Nepal president orders polls to elect PM
Kathmandu: Nepal's President Ram Baran Yadav on Sunday asked the interim parliament to hold an election to choose a new prime minister after the nation's major parties failed to meet his Saturday deadline for stitching up a consensus coalition.
The presidential office said Yadav sent a letter on Sunday to the parliament secretariat, asking it to ready for the election of a new prime minister through simple majority.
However, it was not clear immediately if the secretariat would be able to call an election. The Maoist party, whose government collapsed last week, has vowed not to allow the house to function till its row with the president is resolved.

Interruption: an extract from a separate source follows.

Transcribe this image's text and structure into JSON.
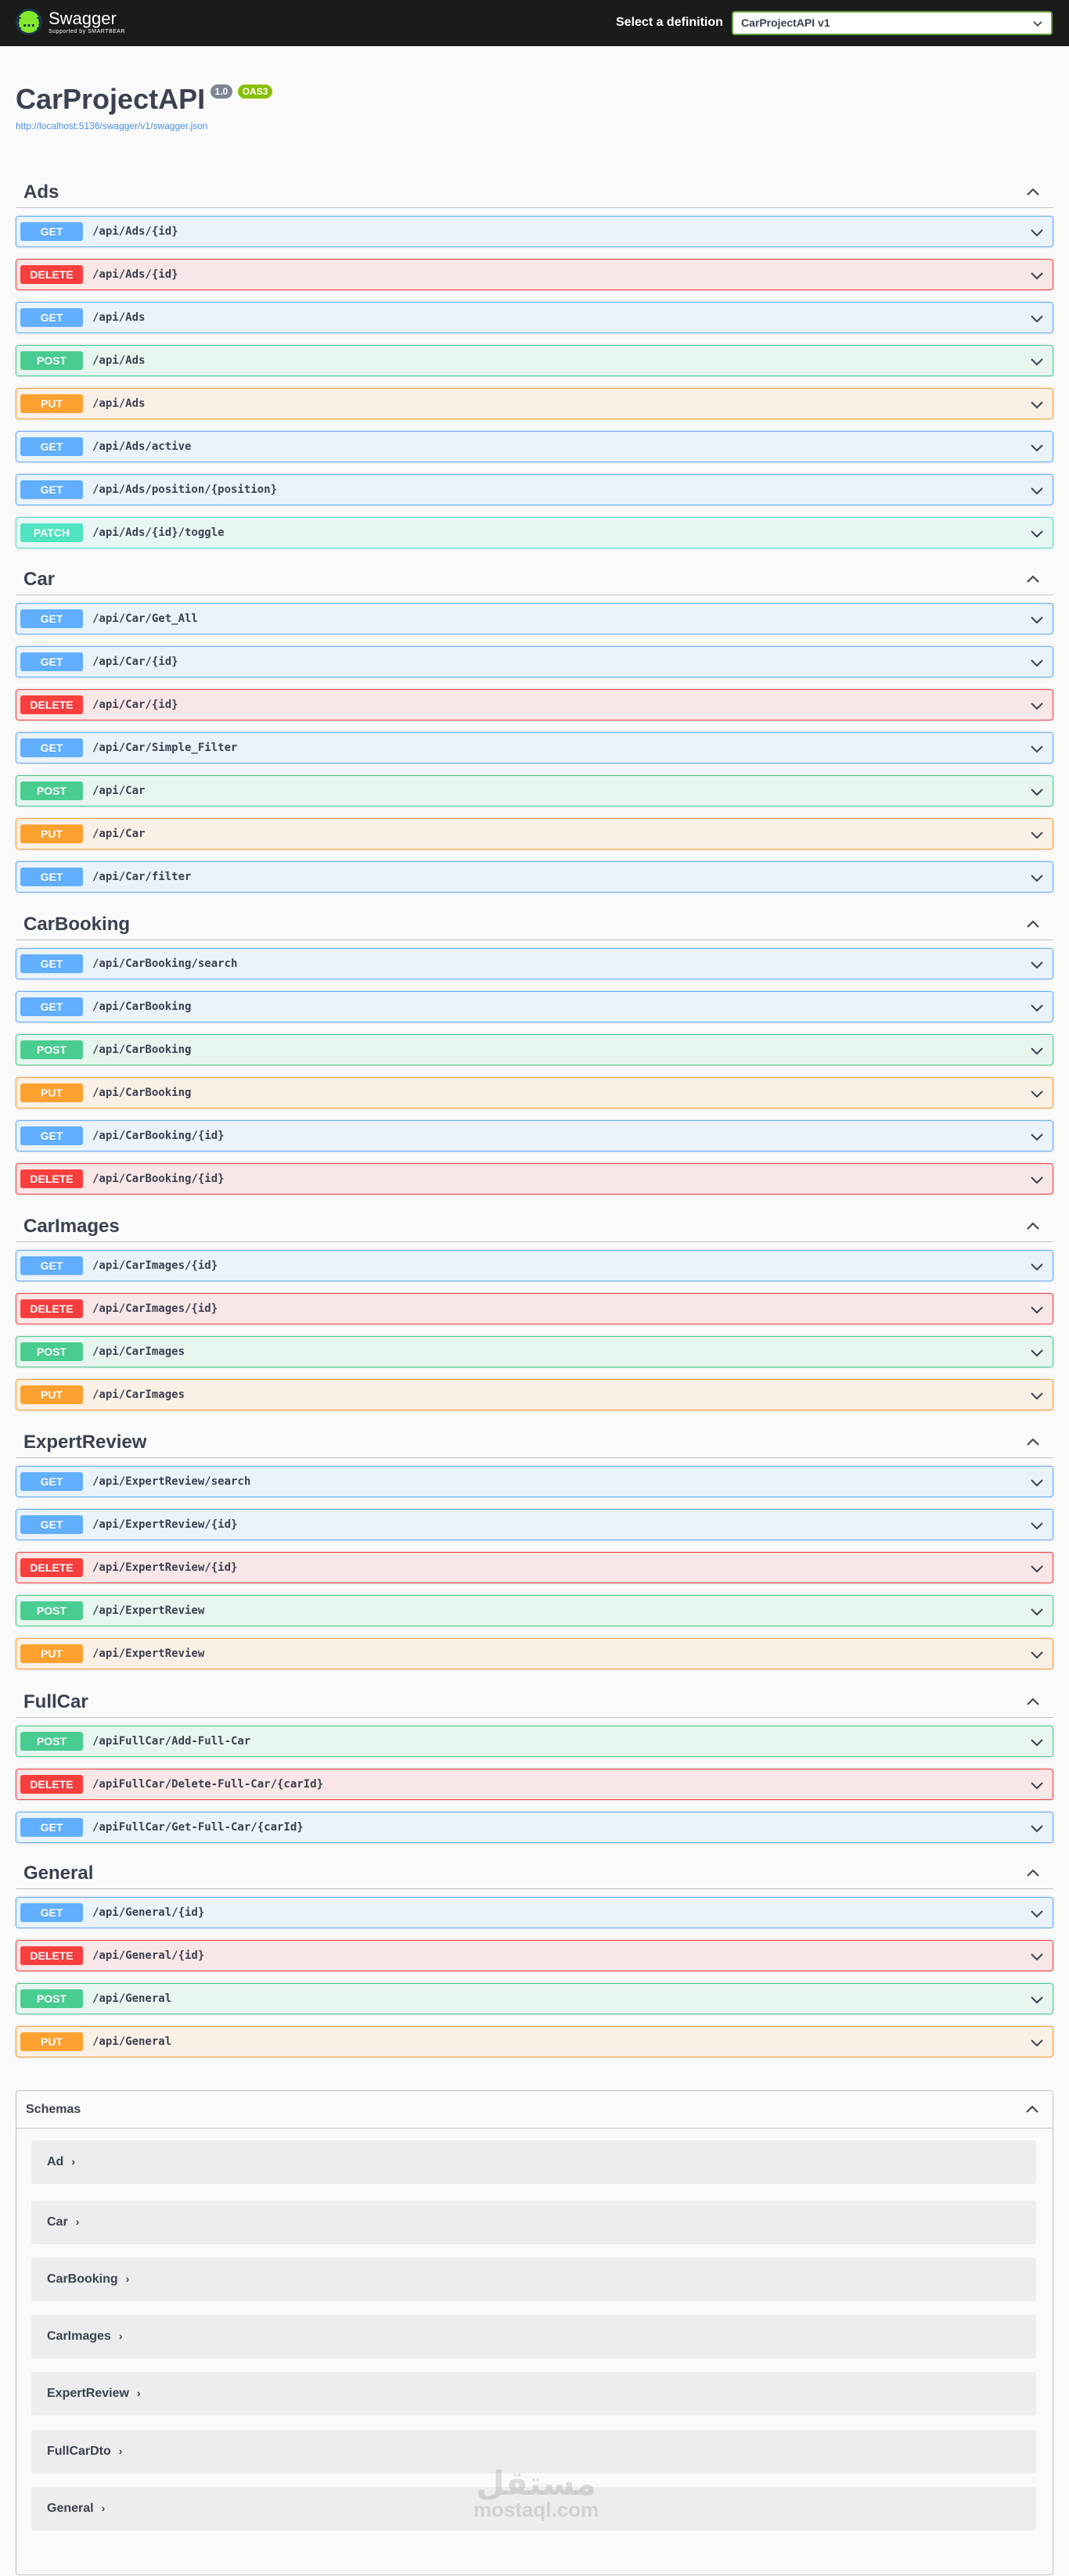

Since Monday, when Nepal's first Maoist Prime Minister Pushpa Kamal Dahal Prachanda resigned after failing to fire the army chief, Gen Rookmangud Katawal, his simmering party has kept up public protests against the president, who reinstated the general.
The former rebels have also prevented the house from sitting.
The onus to appease the former guerrillas is now on their former allies, the communists, who said they would lead the new government.
The Communist Party of Nepal-Unified Marxist Leninist (UML) has formed a nine-member committee to woo the other major parties and informal negotiations are likely to start Sunday.
But the Maoists, who say the president undermined civilian supremacy by bringing back the army chief who had defied the government, are demanding that the general be dismissed first and the president tender an apology before they consent to join or support a new ruling alliance.
Even if the former guerrillas allow the election, it remains uncertain if the UML would win the race.
With only 109 MPs in the 601-member house, it will need the support of more parties even though the main opposition Nepali Congress (NC) has agreed to stand behind it.
The NC has 114 members and even together, the two parties still fall short of the 302-vote mark.
Three Terai parties together can help the UML come to power since they have over 80 lawmakers between them.
However, with the regional bloc yet to spell out who it will support, there is also a possibility of the Maoists, who are the largest party with 238 MPs, returning to power if they can woo the Terai parties.